Hey, that’s the Normal Distribution! Why yes, yes it is…..isn’t it great that random samping reveals such a powerful statistical concept?
But that’s not all. With election day approaching next week, we can start to build connections between random sampling, the normal distribution, and political polling. The parallels are strong, and we’ll talk about them within the next week.
- With sampling candy, there is a pre-existing proportion of “orange” candy. In a voting population, there is an existing proportion of people who will vote for a certain candidate.
- With candy, we can draw a random sample of candies. For a poll, we contact a random sample of potential voters.

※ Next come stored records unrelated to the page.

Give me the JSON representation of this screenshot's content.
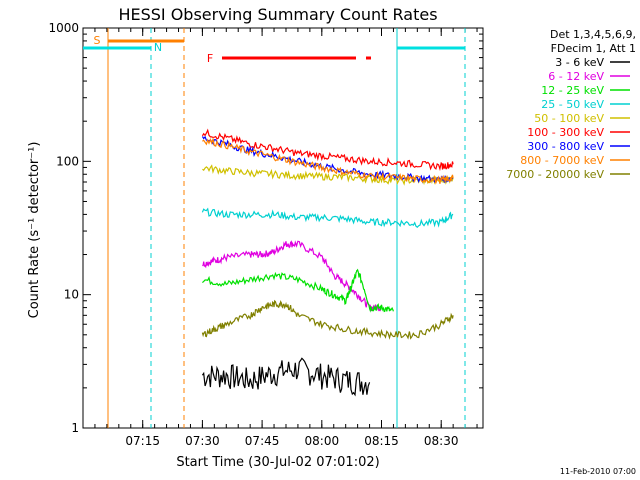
{
  "chart_data": {
    "type": "line",
    "title": "HESSI Observing Summary Count Rates",
    "xlabel": "Start Time (30-Jul-02 07:01:02)",
    "ylabel": "Count Rate (s⁻¹ detector⁻¹)",
    "ylog": true,
    "ylim": [
      1,
      1000
    ],
    "xlim_minutes": [
      7.0,
      8.675
    ],
    "grid": false,
    "legend_position": "right-outside",
    "x_ticks": [
      {
        "label": "07:15",
        "value": 7.25
      },
      {
        "label": "07:30",
        "value": 7.5
      },
      {
        "label": "07:45",
        "value": 7.75
      },
      {
        "label": "08:00",
        "value": 8.0
      },
      {
        "label": "08:15",
        "value": 8.25
      },
      {
        "label": "08:30",
        "value": 8.5
      }
    ],
    "y_ticks": [
      {
        "label": "1",
        "value": 1
      },
      {
        "label": "10",
        "value": 10
      },
      {
        "label": "100",
        "value": 100
      },
      {
        "label": "1000",
        "value": 1000
      }
    ],
    "legend_header": [
      "Det 1,3,4,5,6,9,",
      "FDecim 1, Att 1"
    ],
    "series": [
      {
        "name": "3 - 6 keV",
        "color": "#000000",
        "x": [
          7.5,
          7.6,
          7.7,
          7.8,
          7.9,
          8.0,
          8.1,
          8.2
        ],
        "y": [
          2.5,
          2.5,
          2.3,
          2.6,
          2.8,
          2.5,
          2.3,
          2.2
        ]
      },
      {
        "name": "6 - 12 keV",
        "color": "#e000e0",
        "x": [
          7.5,
          7.55,
          7.6,
          7.7,
          7.75,
          7.8,
          7.85,
          7.9,
          8.0,
          8.05,
          8.1,
          8.15,
          8.2,
          8.25
        ],
        "y": [
          17,
          18,
          19,
          20,
          20,
          21,
          24,
          24,
          19,
          14,
          12,
          10,
          8,
          8
        ]
      },
      {
        "name": "12 - 25 keV",
        "color": "#00e000",
        "x": [
          7.5,
          7.6,
          7.7,
          7.8,
          7.9,
          8.0,
          8.05,
          8.1,
          8.12,
          8.15,
          8.2,
          8.25,
          8.3
        ],
        "y": [
          13,
          12,
          13,
          14,
          13,
          11,
          10,
          9,
          11,
          15,
          8,
          8,
          7.5
        ]
      },
      {
        "name": "25 - 50 keV",
        "color": "#00d0d0",
        "x": [
          7.5,
          7.6,
          7.7,
          7.8,
          7.9,
          8.0,
          8.1,
          8.2,
          8.3,
          8.4,
          8.5,
          8.55
        ],
        "y": [
          42,
          40,
          40,
          40,
          38,
          38,
          37,
          35,
          35,
          34,
          35,
          40
        ]
      },
      {
        "name": "50 - 100 keV",
        "color": "#d0c000",
        "x": [
          7.5,
          7.6,
          7.7,
          7.8,
          7.9,
          8.0,
          8.1,
          8.2,
          8.3,
          8.4,
          8.5,
          8.55
        ],
        "y": [
          90,
          85,
          82,
          80,
          78,
          77,
          76,
          74,
          72,
          72,
          72,
          75
        ]
      },
      {
        "name": "100 - 300 keV",
        "color": "#ff0000",
        "x": [
          7.5,
          7.6,
          7.7,
          7.8,
          7.9,
          8.0,
          8.1,
          8.2,
          8.3,
          8.4,
          8.5,
          8.55
        ],
        "y": [
          165,
          150,
          135,
          125,
          115,
          110,
          105,
          100,
          98,
          95,
          92,
          95
        ]
      },
      {
        "name": "300 - 800 keV",
        "color": "#0000ff",
        "x": [
          7.5,
          7.6,
          7.7,
          7.8,
          7.9,
          8.0,
          8.1,
          8.2,
          8.3,
          8.4,
          8.5,
          8.55
        ],
        "y": [
          150,
          135,
          120,
          110,
          100,
          92,
          85,
          80,
          78,
          75,
          73,
          75
        ]
      },
      {
        "name": "800 - 7000 keV",
        "color": "#ff8000",
        "x": [
          7.5,
          7.6,
          7.7,
          7.8,
          7.9,
          8.0,
          8.1,
          8.2,
          8.3,
          8.4,
          8.5,
          8.55
        ],
        "y": [
          145,
          132,
          118,
          108,
          98,
          90,
          83,
          78,
          76,
          74,
          72,
          75
        ]
      },
      {
        "name": "7000 - 20000 keV",
        "color": "#808000",
        "x": [
          7.5,
          7.55,
          7.6,
          7.7,
          7.75,
          7.8,
          7.85,
          7.9,
          8.0,
          8.1,
          8.2,
          8.3,
          8.4,
          8.5,
          8.55
        ],
        "y": [
          5,
          5.5,
          6,
          7,
          8,
          8.5,
          8.5,
          7,
          6,
          5.5,
          5.2,
          5,
          5,
          6,
          7
        ]
      }
    ],
    "annotations": [
      {
        "label": "S",
        "color": "#ff8000"
      },
      {
        "label": "N",
        "color": "#00d0d0"
      },
      {
        "label": "F",
        "color": "#ff0000"
      }
    ],
    "footer_date": "11-Feb-2010 07:00"
  }
}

- When we sample candy, sometimes we might get 50% orange, or 45 % orange, or 60% orange – variability is part of the game. In political polling, we try to estimate the poroportion who will vote for a candidate, and we hope to get close to the target. Margin of error gives us an idea of how close we are.
There are many other interesting discussions to be had surrounding the applets – try some with your classes. They aren’t just for AP kids!